As I said at Second Reading, the Bill does not seek to limit access to abortion. It could never result in a patient who had expressed a wish not to be resuscitated in an advance decision being forcibly treated. It would not result in treatment, hydration or nutrition being withdrawn from someone who wanted to live. For the avoidance of doubt, it is only about enabling medical practitioners to withdraw from treatment which they perceive for moral or philosophical reasons, or for reasons of belief, to lead inevitably to death, whether of a living person or of an unborn child. It is not about doing things to patients; it is about some medical practitioners not having to do some things.

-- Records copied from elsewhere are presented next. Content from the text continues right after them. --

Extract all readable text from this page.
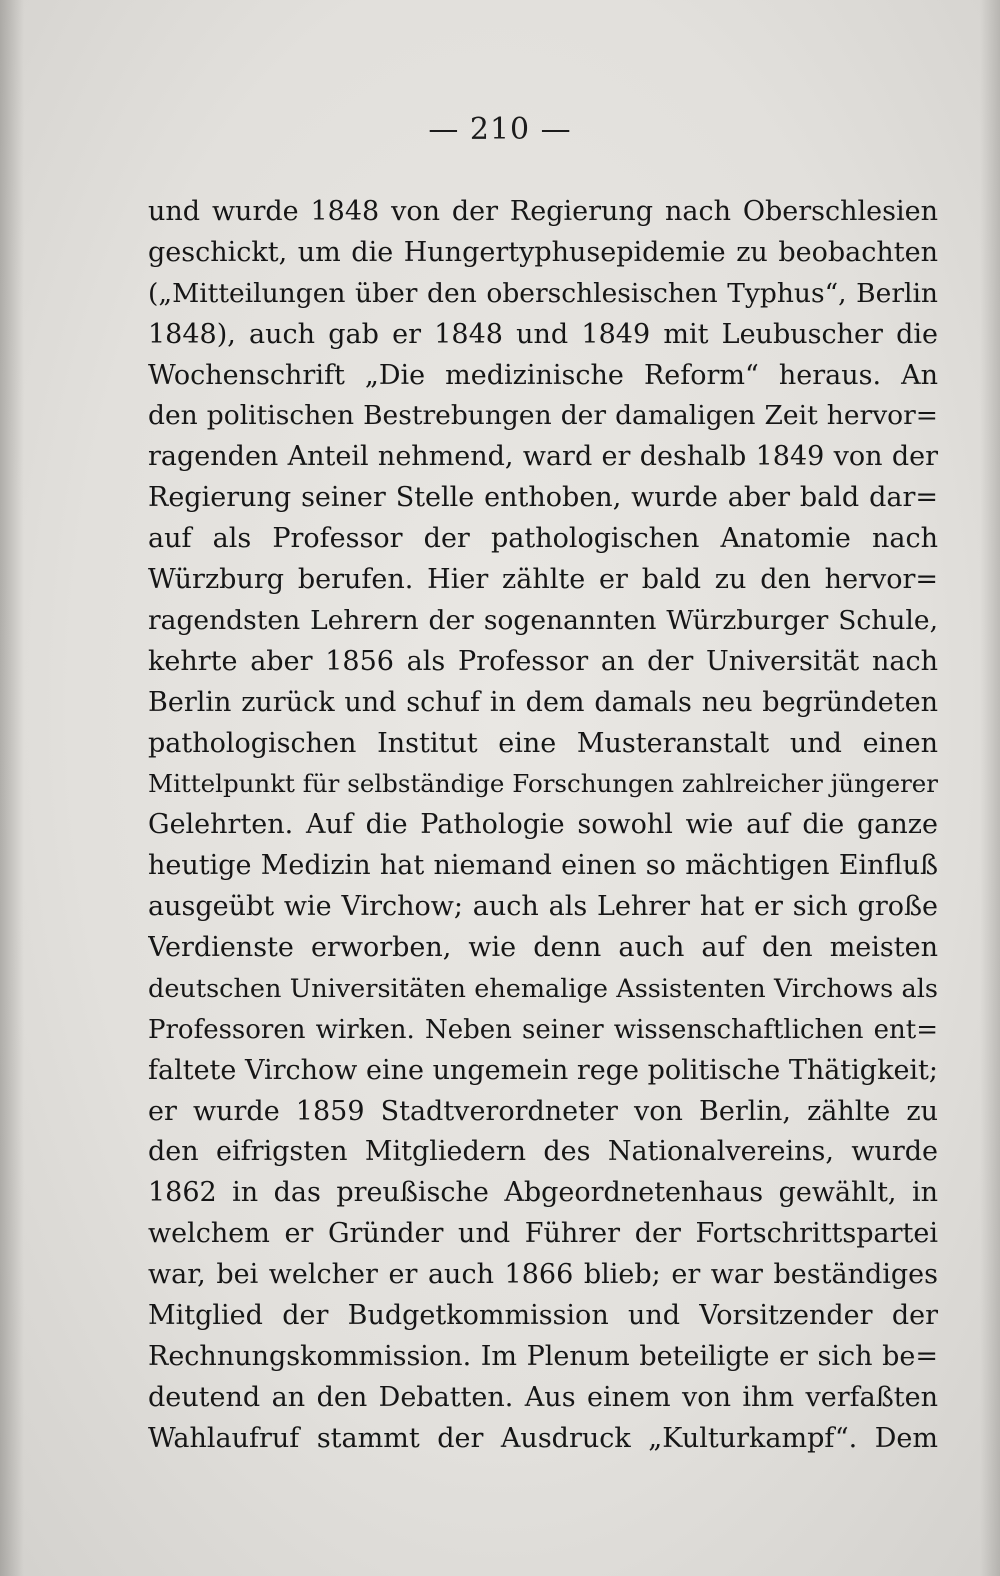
— 210 —
und wurde 1848 von der Regierung nach Oberschlesien
geschickt, um die Hungertyphusepidemie zu beobachten
(„Mitteilungen über den oberschlesischen Typhus“, Berlin
1848), auch gab er 1848 und 1849 mit Leubuscher die
Wochenschrift „Die medizinische Reform“ heraus. An
den politischen Bestrebungen der damaligen Zeit hervor=
ragenden Anteil nehmend, ward er deshalb 1849 von der
Regierung seiner Stelle enthoben, wurde aber bald dar=
auf als Professor der pathologischen Anatomie nach
Würzburg berufen. Hier zählte er bald zu den hervor=
ragendsten Lehrern der sogenannten Würzburger Schule,
kehrte aber 1856 als Professor an der Universität nach
Berlin zurück und schuf in dem damals neu begründeten
pathologischen Institut eine Musteranstalt und einen
Mittelpunkt für selbständige Forschungen zahlreicher jüngerer
Gelehrten. Auf die Pathologie sowohl wie auf die ganze
heutige Medizin hat niemand einen so mächtigen Einfluß
ausgeübt wie Virchow; auch als Lehrer hat er sich große
Verdienste erworben, wie denn auch auf den meisten
deutschen Universitäten ehemalige Assistenten Virchows als
Professoren wirken. Neben seiner wissenschaftlichen ent=
faltete Virchow eine ungemein rege politische Thätigkeit;
er wurde 1859 Stadtverordneter von Berlin, zählte zu
den eifrigsten Mitgliedern des Nationalvereins, wurde
1862 in das preußische Abgeordnetenhaus gewählt, in
welchem er Gründer und Führer der Fortschrittspartei
war, bei welcher er auch 1866 blieb; er war beständiges
Mitglied der Budgetkommission und Vorsitzender der
Rechnungskommission. Im Plenum beteiligte er sich be=
deutend an den Debatten. Aus einem von ihm verfaßten
Wahlaufruf stammt der Ausdruck „Kulturkampf“. Dem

I want to allude for a moment to the various contributions on the subject of what the noble and learned Baroness, Lady Hale, said. I endorse what the noble Lord, Lord Alton, said—that Parliament could not have envisaged the way in which the abortion law would develop. The noble and learned Baroness, Lady Hale, chose the narrow meaning on the basis that it was more likely to have been in the contemplation of Parliament when the Act was passed. She acknowledged the existence of a broader interpretation. As the noble Lord, Lord McColl, very clearly said, we have the right, as a Parliament, to change things. I am suggesting that we need now to contemplate the situation in 2018, not the situation in 1967, so it is not about refusing people access to treatment. There have been suggestions that it is about denying patient autonomy. A patient does not have and never has had the right to compel a particular practitioner to do a particular medical procedure. However, they have the right to a service and the right, if they want it, to a second opinion, and that must continue.